If you've heard the term "reverse mortgage" before, there's a good chance it was first because you watched a commercial on daytime television. Also known as a "home equity conversion mortgage," reverse mortgages became especially popular among U.S. homeowners around 2009, according to The New York Times. Unfortunately, a number of these loans were created and marketed by less reputable lenders, and they fell out of favor once the housing market began to recover from the 2008 recession.
However, reverse mortgages are becoming popular and attractive once again, bolstered by tougher regulations and recent trends in the housing market. Homeowners should work to understand exactly what a reverse mortgage is and how it differs from other home loans like a home equity line of credit, for example.
Reverse mortgage basics
As explained in an article from the National Council on Aging, a reverse mortgage works by converting equity built up in a home into liquidity (cash). This makes it similar to a home equity loan or line of credit, but there are a few distinguishing features in a reverse mortgage:
- A reverse mortgage does not need to be repaid in full until the borrower either moves out of the home or fails to meet the loan's terms.
- Borrowers do not make any regular payments on a reverse mortgage until the home is sold, but they still must pay property taxes and homeowners insurance.
- To qualify for a reverse mortgage, lenders usually require borrowers to be at least 62 years old and live in the mortgaged home as their primary residence.
Benefits of a reverse mortgage
The terms of most reverse mortgages are geared toward seniors because of their more favorable repayment periods, compared to a typical HELOC. While a HELOC may need to be repaid within several years, a reverse mortgage doesn't need to be repaid until the home changes hands for any reason, which can take quite a long time. This might make a reverse mortgage a better option for retired homeowners who are concerned about running short on savings and want to establish a safety net of sorts.

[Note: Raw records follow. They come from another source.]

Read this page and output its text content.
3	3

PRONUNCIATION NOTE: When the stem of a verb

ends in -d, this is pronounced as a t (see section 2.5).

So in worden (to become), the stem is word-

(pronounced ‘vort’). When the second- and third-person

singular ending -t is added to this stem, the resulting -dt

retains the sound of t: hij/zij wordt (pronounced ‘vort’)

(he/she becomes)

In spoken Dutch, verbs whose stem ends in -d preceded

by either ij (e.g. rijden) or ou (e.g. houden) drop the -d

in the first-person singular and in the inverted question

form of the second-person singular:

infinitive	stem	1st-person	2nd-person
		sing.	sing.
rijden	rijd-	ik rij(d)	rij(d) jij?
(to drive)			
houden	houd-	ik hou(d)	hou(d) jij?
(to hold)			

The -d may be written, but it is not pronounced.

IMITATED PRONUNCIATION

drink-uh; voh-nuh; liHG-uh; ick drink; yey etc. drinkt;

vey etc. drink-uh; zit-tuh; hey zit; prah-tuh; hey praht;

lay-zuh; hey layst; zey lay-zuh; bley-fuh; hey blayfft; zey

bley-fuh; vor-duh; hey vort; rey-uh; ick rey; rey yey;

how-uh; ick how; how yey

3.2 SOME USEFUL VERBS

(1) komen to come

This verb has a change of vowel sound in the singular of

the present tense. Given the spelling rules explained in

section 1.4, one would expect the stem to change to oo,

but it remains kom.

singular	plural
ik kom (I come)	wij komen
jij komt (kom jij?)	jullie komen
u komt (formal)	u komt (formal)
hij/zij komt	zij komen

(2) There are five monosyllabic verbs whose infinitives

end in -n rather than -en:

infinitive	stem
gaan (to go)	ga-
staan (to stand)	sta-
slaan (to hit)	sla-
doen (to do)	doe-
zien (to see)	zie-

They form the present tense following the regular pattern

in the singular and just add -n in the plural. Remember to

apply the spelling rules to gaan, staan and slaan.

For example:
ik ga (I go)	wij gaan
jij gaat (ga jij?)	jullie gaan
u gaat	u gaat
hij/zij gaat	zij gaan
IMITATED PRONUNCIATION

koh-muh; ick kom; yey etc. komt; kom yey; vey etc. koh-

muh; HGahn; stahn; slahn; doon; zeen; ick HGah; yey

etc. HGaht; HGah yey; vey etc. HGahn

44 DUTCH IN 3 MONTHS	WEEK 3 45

Reverse mortgages tend to work best for homeowners who have already paid off all or most of their first mortgage and therefore have accrued a sizeable amount of equity, as explained by a lender who spoke to Realtor.com. It's also ideal if he or she plans to stay in the home for the foreseeable future.
Understanding the risks
Like any loan, including a traditional mortgage, a reverse mortgage is not without risks and drawbacks. Reverse mortgages accrue interest over time that must be paid when the homeowner decides to sell or passes away. Particularly in the latter event, this can cause some financial issues. If the owner dies and the repayment period kicks in, that debt will pass to the next-of-kin. This might be considered an advantage if the deceased owner has children and planned to have them inherit the home. But if the reverse mortgage has exhausted all the equity built up in the property, they could face very high payments.

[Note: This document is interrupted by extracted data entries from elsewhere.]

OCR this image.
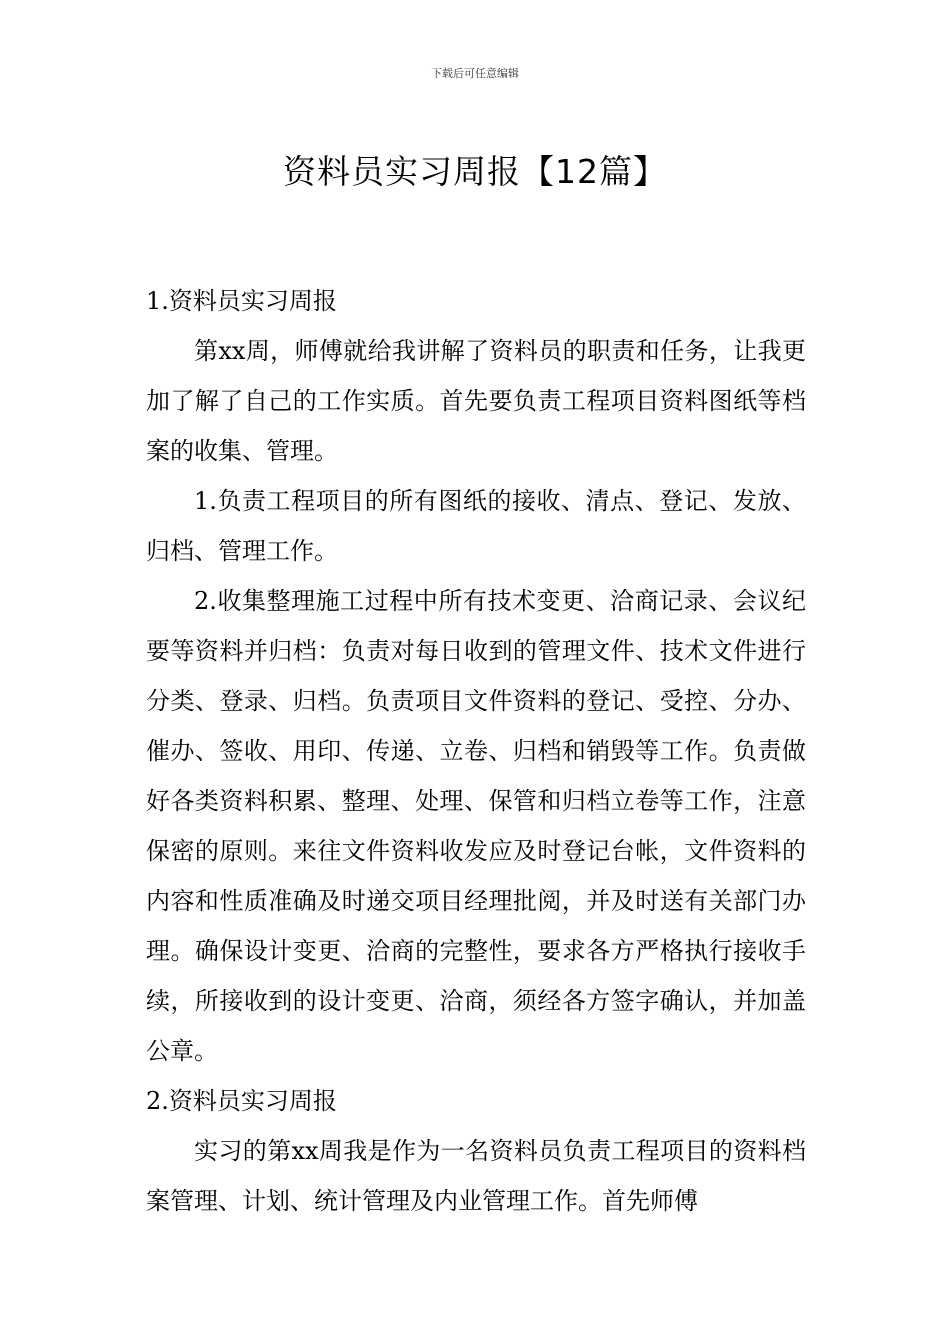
下载后可任意编辑
资料员实习周报【12篇】
1.资料员实习周报

第xx周，师傅就给我讲解了资料员的职责和任务，让我更加了解了自己的工作实质。首先要负责工程项目资料图纸等档案的收集、管理。

1.负责工程项目的所有图纸的接收、清点、登记、发放、归档、管理工作。

2.收集整理施工过程中所有技术变更、洽商记录、会议纪要等资料并归档：负责对每日收到的管理文件、技术文件进行分类、登录、归档。负责项目文件资料的登记、受控、分办、催办、签收、用印、传递、立卷、归档和销毁等工作。负责做好各类资料积累、整理、处理、保管和归档立卷等工作，注意保密的原则。来往文件资料收发应及时登记台帐，文件资料的内容和性质准确及时递交项目经理批阅，并及时送有关部门办理。确保设计变更、洽商的完整性，要求各方严格执行接收手续，所接收到的设计变更、洽商，须经各方签字确认，并加盖公章。

2.资料员实习周报

实习的第xx周我是作为一名资料员负责工程项目的资料档案管理、计划、统计管理及内业管理工作。首先师傅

Similar to a HELOC or a traditional mortgage, reverse mortgage borrowers might find themselves in a pickle if their home's value decreases over the life of the loan. Declining home values could wipe out built-up equity much faster than expected, putting borrowers at risk of insurmountable debt once they move, sell or pass away.

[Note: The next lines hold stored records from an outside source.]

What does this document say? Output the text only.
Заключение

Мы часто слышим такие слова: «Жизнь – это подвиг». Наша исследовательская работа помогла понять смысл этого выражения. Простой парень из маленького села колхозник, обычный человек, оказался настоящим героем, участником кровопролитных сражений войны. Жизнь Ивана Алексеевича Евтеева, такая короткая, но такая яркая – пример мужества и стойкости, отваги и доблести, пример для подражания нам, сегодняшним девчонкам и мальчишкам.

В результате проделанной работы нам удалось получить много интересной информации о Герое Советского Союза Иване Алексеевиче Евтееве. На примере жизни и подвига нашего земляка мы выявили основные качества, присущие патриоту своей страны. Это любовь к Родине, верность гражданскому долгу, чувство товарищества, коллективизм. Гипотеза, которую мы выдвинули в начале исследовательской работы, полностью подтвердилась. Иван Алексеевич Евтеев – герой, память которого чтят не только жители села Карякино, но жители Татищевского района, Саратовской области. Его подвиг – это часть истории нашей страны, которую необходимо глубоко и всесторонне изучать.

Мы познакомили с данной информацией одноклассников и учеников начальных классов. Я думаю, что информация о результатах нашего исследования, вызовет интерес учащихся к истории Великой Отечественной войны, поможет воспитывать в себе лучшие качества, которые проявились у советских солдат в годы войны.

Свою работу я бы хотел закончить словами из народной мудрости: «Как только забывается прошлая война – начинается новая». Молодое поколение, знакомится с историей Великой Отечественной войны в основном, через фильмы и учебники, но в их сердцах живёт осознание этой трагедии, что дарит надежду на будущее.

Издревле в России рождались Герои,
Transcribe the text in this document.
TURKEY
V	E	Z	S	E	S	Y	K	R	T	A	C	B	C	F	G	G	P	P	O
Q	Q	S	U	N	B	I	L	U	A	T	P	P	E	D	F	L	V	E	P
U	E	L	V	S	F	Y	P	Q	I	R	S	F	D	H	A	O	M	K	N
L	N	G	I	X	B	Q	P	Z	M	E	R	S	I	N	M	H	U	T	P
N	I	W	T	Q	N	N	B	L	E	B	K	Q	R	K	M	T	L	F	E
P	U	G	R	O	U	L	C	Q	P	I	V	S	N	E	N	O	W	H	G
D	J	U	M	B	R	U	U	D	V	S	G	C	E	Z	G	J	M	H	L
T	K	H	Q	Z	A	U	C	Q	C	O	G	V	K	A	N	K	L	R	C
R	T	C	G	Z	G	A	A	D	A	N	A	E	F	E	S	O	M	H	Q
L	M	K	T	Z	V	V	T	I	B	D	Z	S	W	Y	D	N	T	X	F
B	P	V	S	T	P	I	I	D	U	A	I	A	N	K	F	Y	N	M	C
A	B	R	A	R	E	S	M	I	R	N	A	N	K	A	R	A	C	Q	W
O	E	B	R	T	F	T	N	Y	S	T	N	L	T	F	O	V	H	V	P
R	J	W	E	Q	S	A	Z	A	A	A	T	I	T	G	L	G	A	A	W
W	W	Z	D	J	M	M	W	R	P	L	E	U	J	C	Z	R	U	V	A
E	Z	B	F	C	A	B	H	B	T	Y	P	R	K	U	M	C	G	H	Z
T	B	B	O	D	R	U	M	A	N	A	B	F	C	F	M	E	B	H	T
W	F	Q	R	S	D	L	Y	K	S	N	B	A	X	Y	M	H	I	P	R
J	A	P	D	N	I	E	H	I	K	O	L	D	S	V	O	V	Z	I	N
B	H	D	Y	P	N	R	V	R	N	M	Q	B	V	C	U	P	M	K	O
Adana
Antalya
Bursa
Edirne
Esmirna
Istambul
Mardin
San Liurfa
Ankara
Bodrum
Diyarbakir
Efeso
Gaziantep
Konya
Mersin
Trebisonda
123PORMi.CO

Finally, there's the loan's fees to consider. Realtor.com explained that reverse mortgage origination and closing costs tend to be much higher than those of a HELOC or a traditional mortgage. According to Bankrate, a reverse mortgage could include closing fees in the thousands, while those of a HELOC would typically be in the hundreds. Looking at fees alone, reverse mortgages tend to be more expensive overall than a HELOC.